Olivia Rhodes had no idea she’d be peeking in businesses’ waste and recycle containers this summer, but she said it’s well-worth it.
“We’re, like, making a difference,” said Rhodes. “That’s exactly what I wanted to do this summer.”
The college student is one of 10 interns in Waste Management’s 2015 Recycle Corps program assigned to Renton to do recycling education and outreach with businesses and residents. They are part of a large-scale recycling education project to reach all of Renton’s commercial businesses in the last week of June.
The team is also supposed to do an intense recycling audit and education project with Gene Sen’s restaurants and the Renton Chamber of Commerce.
On July 2, Rhodes and her fellow intern Adam Ellner went from business to business in the Renton Plaza area, checking recycle bins and trying to chat up business owners on recycling services.
They check the bins to see what owners are throwing away and what makes it into recycling, then they offer recycling education and workshops for business employees.
“It really feels like we’re making a difference in the community, especially when we get people who are really excited and really want to do good and conserve these natural resources, but maybe don’t have the opportunity right now to recycle,” Ellner said.
In recent years, Renton has been doing better when it comes to recycling, according to Robin Freedman, senior communications manager for Waste Management.
The city has increased its commercial recycling by two percent since last year. That two percent represents 50 tons – or the equivalent of the weight of about three elephants – being diverted from the refuse stream and recycled into new materials and saving landfill space, said Freedman.
The efforts are mostly about trying to make sure that business owners are making the best use of the services they already have. The City of Renton and Waste Management have teamed up to provide these free recycling and education materials and services. In the city, recycling is included in garbage service.

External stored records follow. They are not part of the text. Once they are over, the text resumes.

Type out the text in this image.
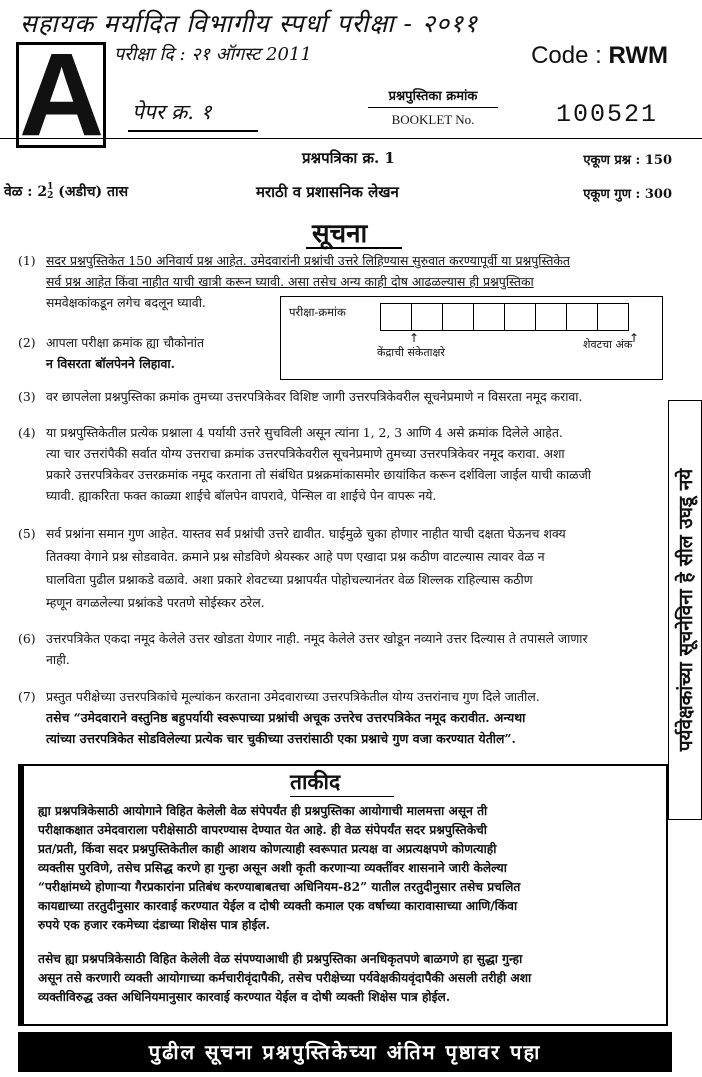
सहायक मर्यादित विभागीय स्पर्धा परीक्षा - २०११
A परीक्षा दि : २१ ऑगस्ट 2011	Code : RWM
पेपर क्र. १
प्रश्नपुस्तिका क्रमांक
BOOKLET No.	100521
प्रश्नपत्रिका क्र. 1	एकूण प्रश्न : 150
वेळ : 21
2 (अडीच) तास	मराठी व प्रशासनिक लेखन	एकूण गुण : 300
सूचना
(1) सदर प्रश्नपुस्तिकेत 150 अनिवार्य प्रश्न आहेत. उमेदवारांनी प्रश्नांची उत्तरे लिहिण्यास सुरुवात करण्यापूर्वी या प्रश्नपुस्तिकेत
सर्व प्रश्न आहेत किंवा नाहीत याची खात्री करून घ्यावी. असा तसेच अन्य काही दोष आढळल्यास ही प्रश्नपुस्तिका
समवेक्षकांकडून लगेच बदलून घ्यावी.
(2) आपला परीक्षा क्रमांक ह्या चौकोनांत
न विसरता बॉलपेनने लिहावा.
परीक्षा-क्रमांक
↑	↑
केंद्राची संकेताक्षरे
शेवटचा अंक
(3) वर छापलेला प्रश्नपुस्तिका क्रमांक तुमच्या उत्तरपत्रिकेवर विशिष्ट जागी उत्तरपत्रिकेवरील सूचनेप्रमाणे न विसरता नमूद करावा.
(4) या प्रश्नपुस्तिकेतील प्रत्येक प्रश्नाला 4 पर्यायी उत्तरे सुचविली असून त्यांना 1, 2, 3 आणि 4 असे क्रमांक दिलेले आहेत.
त्या चार उत्तरांपैकी सर्वात योग्य उत्तराचा क्रमांक उत्तरपत्रिकेवरील सूचनेप्रमाणे तुमच्या उत्तरपत्रिकेवर नमूद करावा. अशा
प्रकारे उत्तरपत्रिकेवर उत्तरक्रमांक नमूद करताना तो संबंधित प्रश्नक्रमांकासमोर छायांकित करून दर्शविला जाईल याची काळजी
घ्यावी. ह्याकरिता फक्त काळ्या शाईचे बॉलपेन वापरावे, पेन्सिल वा शाईचे पेन वापरू नये.
(5) सर्व प्रश्नांना समान गुण आहेत. यास्तव सर्व प्रश्नांची उत्तरे द्यावीत. घाईमुळे चुका होणार नाहीत याची दक्षता घेऊनच शक्य
तितक्या वेगाने प्रश्न सोडवावेत. क्रमाने प्रश्न सोडविणे श्रेयस्कर आहे पण एखादा प्रश्न कठीण वाटल्यास त्यावर वेळ न
घालविता पुढील प्रश्नाकडे वळावे. अशा प्रकारे शेवटच्या प्रश्नापर्यंत पोहोचल्यानंतर वेळ शिल्लक राहिल्यास कठीण
म्हणून वगळलेल्या प्रश्नांकडे परतणे सोईस्कर ठरेल.
(6) उत्तरपत्रिकेत एकदा नमूद केलेले उत्तर खोडता येणार नाही. नमूद केलेले उत्तर खोडून नव्याने उत्तर दिल्यास ते तपासले जाणार
नाही.
(7) प्रस्तुत परीक्षेच्या उत्तरपत्रिकांचे मूल्यांकन करताना उमेदवाराच्या उत्तरपत्रिकेतील योग्य उत्तरांनाच गुण दिले जातील.
तसेच “उमेदवाराने वस्तुनिष्ठ बहुपर्यायी स्वरूपाच्या प्रश्नांची अचूक उत्तरेच उत्तरपत्रिकेत नमूद करावीत. अन्यथा
त्यांच्या उत्तरपत्रिकेत सोडविलेल्या प्रत्येक चार चुकीच्या उत्तरांसाठी एका प्रश्नाचे गुण वजा करण्यात येतील”.	पर्यवेक्षकांच्या सूचनेविना हे सील उघडू नये
ताकीद
ह्या प्रश्नपत्रिकेसाठी आयोगाने विहित केलेली वेळ संपेपर्यंत ही प्रश्नपुस्तिका आयोगाची मालमत्ता असून ती
परीक्षाकक्षात उमेदवाराला परीक्षेसाठी वापरण्यास देण्यात येत आहे. ही वेळ संपेपर्यंत सदर प्रश्नपुस्तिकेची
प्रत/प्रती, किंवा सदर प्रश्नपुस्तिकेतील काही आशय कोणत्याही स्वरूपात प्रत्यक्ष वा अप्रत्यक्षपणे कोणत्याही
व्यक्तीस पुरविणे, तसेच प्रसिद्ध करणे हा गुन्हा असून अशी कृती करणाऱ्या व्यक्तींवर शासनाने जारी केलेल्या
“परीक्षांमध्ये होणाऱ्या गैरप्रकारांना प्रतिबंध करण्याबाबतचा अधिनियम-82” यातील तरतुदीनुसार तसेच प्रचलित
कायद्याच्या तरतुदीनुसार कारवाई करण्यात येईल व दोषी व्यक्ती कमाल एक वर्षाच्या कारावासाच्या आणि/किंवा
रुपये एक हजार रकमेच्या दंडाच्या शिक्षेस पात्र होईल.
तसेच ह्या प्रश्नपत्रिकेसाठी विहित केलेली वेळ संपण्याआधी ही प्रश्नपुस्तिका अनधिकृतपणे बाळगणे हा सुद्धा गुन्हा
असून तसे करणारी व्यक्ती आयोगाच्या कर्मचारीवृंदापैकी, तसेच परीक्षेच्या पर्यवेक्षकीयवृंदापैकी असली तरीही अशा
व्यक्तीविरुद्ध उक्त अधिनियमानुसार कारवाई करण्यात येईल व दोषी व्यक्ती शिक्षेस पात्र होईल.
पुढील सूचना प्रश्नपुस्तिकेच्या अंतिम पृष्ठावर पहा
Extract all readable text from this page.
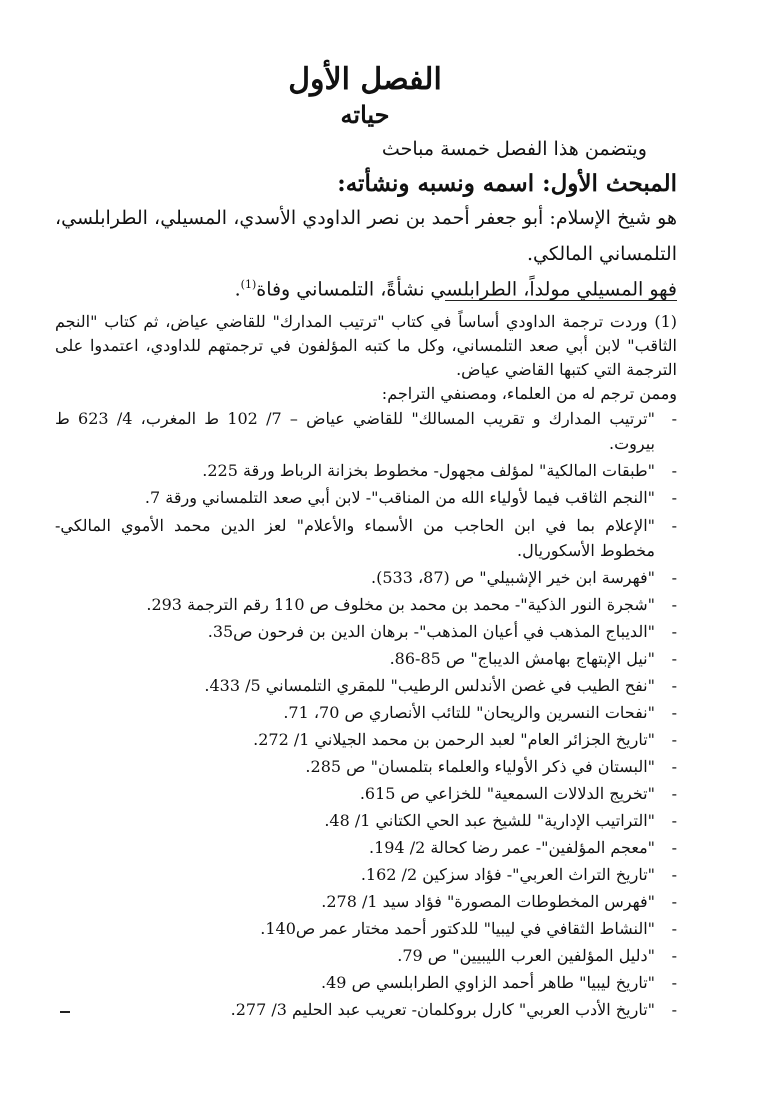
الفصل الأول
حياته
ويتضمن هذا الفصل خمسة مباحث
المبحث الأول: اسمه ونسبه ونشأته:
هو شيخ الإسلام: أبو جعفر أحمد بن نصر الداودي الأسدي، المسيلي، الطرابلسي، التلمساني المالكي.
فهو المسيلي مولداً، الطرابلسي نشأةً، التلمساني وفاة$^{(1)}$.

(1) وردت ترجمة الداودي أساساً في كتاب "ترتيب المدارك" للقاضي عياض، ثم كتاب "النجم الثاقب" لابن أبي صعد التلمساني، وكل ما كتبه المؤلفون في ترجمتهم للداودي، اعتمدوا على الترجمة التي كتبها القاضي عياض.

وممن ترجم له من العلماء، ومصنفي التراجم:

-
"ترتيب المدارك و تقريب المسالك" للقاضي عياض – 7/ 102 ط المغرب، 4/ 623 ط بيروت.
-
"طبقات المالكية" لمؤلف مجهول- مخطوط بخزانة الرباط ورقة 225.
-
"النجم الثاقب فيما لأولياء الله من المناقب"- لابن أبي صعد التلمساني ورقة 7.
-
"الإعلام بما في ابن الحاجب من الأسماء والأعلام" لعز الدين محمد الأموي المالكي- مخطوط الأسكوريال.
-
"فهرسة ابن خير الإشبيلي" ص (87، 533).
-
"شجرة النور الذكية"- محمد بن محمد بن مخلوف ص 110 رقم الترجمة 293.
-
"الديباج المذهب في أعيان المذهب"- برهان الدين بن فرحون ص35.
-
"نيل الإبتهاج بهامش الديباج" ص 85-86.
-
"نفح الطيب في غصن الأندلس الرطيب" للمقري التلمساني 5/ 433.
-
"نفحات النسرين والريحان" للتائب الأنصاري ص 70، 71.
-
"تاريخ الجزائر العام" لعبد الرحمن بن محمد الجيلاني 1/ 272.
-
"البستان في ذكر الأولياء والعلماء بتلمسان" ص 285.
-
"تخريج الدلالات السمعية" للخزاعي ص 615.
-
"التراتيب الإدارية" للشيخ عبد الحي الكتاني 1/ 48.
-
"معجم المؤلفين"- عمر رضا كحالة 2/ 194.
-
"تاريخ التراث العربي"- فؤاد سزكين 2/ 162.
-
"فهرس المخطوطات المصورة" فؤاد سيد 1/ 278.
-
"النشاط الثقافي في ليبيا" للدكتور أحمد مختار عمر ص140.
-
"دليل المؤلفين العرب الليبيين" ص 79.
-
"تاريخ ليبيا" طاهر أحمد الزاوي الطرابلسي ص 49.
-
"تاريخ الأدب العربي" كارل بروكلمان- تعريب عبد الحليم 3/ 277.
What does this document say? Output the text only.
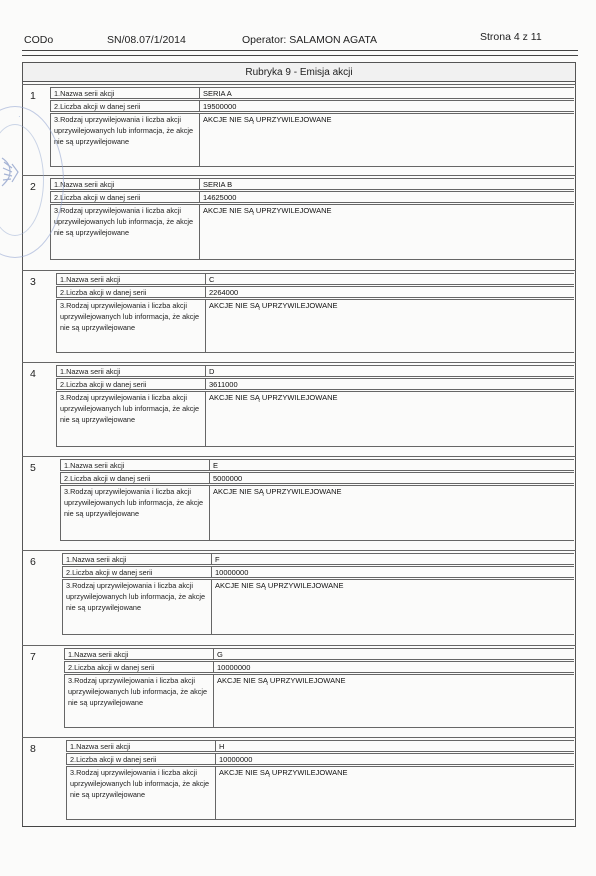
CODo	SN/08.07/1/2014	Operator: SALAMON AGATA	Strona 4 z 11
Rubryka 9 - Emisja akcji
1	1.Nazwa serii akcji	SERIA A
2.Liczba akcji w danej serii	19500000
3.Rodzaj uprzywilejowania i liczba akcji uprzywilejowanych lub informacja, że akcje nie są uprzywilejowane
AKCJE NIE SĄ UPRZYWILEJOWANE
2	1.Nazwa serii akcji	SERIA B
2.Liczba akcji w danej serii	14625000
3.Rodzaj uprzywilejowania i liczba akcji uprzywilejowanych lub informacja, że akcje nie są uprzywilejowane
AKCJE NIE SĄ UPRZYWILEJOWANE
3	1.Nazwa serii akcji	C
2.Liczba akcji w danej serii	2264000
3.Rodzaj uprzywilejowania i liczba akcji uprzywilejowanych lub informacja, że akcje nie są uprzywilejowane
AKCJE NIE SĄ UPRZYWILEJOWANE
4	1.Nazwa serii akcji	D
2.Liczba akcji w danej serii	3611000
3.Rodzaj uprzywilejowania i liczba akcji uprzywilejowanych lub informacja, że akcje nie są uprzywilejowane
AKCJE NIE SĄ UPRZYWILEJOWANE
5	1.Nazwa serii akcji	E
2.Liczba akcji w danej serii	5000000
3.Rodzaj uprzywilejowania i liczba akcji uprzywilejowanych lub informacja, że akcje nie są uprzywilejowane
AKCJE NIE SĄ UPRZYWILEJOWANE
6	1.Nazwa serii akcji	F
2.Liczba akcji w danej serii	10000000
3.Rodzaj uprzywilejowania i liczba akcji uprzywilejowanych lub informacja, że akcje nie są uprzywilejowane
AKCJE NIE SĄ UPRZYWILEJOWANE
7	1.Nazwa serii akcji	G
2.Liczba akcji w danej serii	10000000
3.Rodzaj uprzywilejowania i liczba akcji uprzywilejowanych lub informacja, że akcje nie są uprzywilejowane
AKCJE NIE SĄ UPRZYWILEJOWANE
8	1.Nazwa serii akcji	H
2.Liczba akcji w danej serii	10000000
3.Rodzaj uprzywilejowania i liczba akcji uprzywilejowanych lub informacja, że akcje nie są uprzywilejowane
AKCJE NIE SĄ UPRZYWILEJOWANE
·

“So if they do have recycling service, making sure that they know they can put more than cardboard in. They can put all the other stuff in it,” Joel Kohlstedt, referring to items such as paper, plastic bottles, aluminum, tin cans and glass bottles and jars.
He does public education and outreach for Waste Management for the Pacific Northwest Area. Some businesses are not aware that more than just cardboard and paper can go into the recycling cart or dumpster, he said.
“And giving them tips to set up best for that, whether it’s making sure they have enough recycling service or enough garbage service and we can adjust their container size, if that would be helpful,” he said.
The Recycle Corps College Internship Program is over at the end of August. Kohlstedt and his Public Education and Outreach team continue the work throughout the year.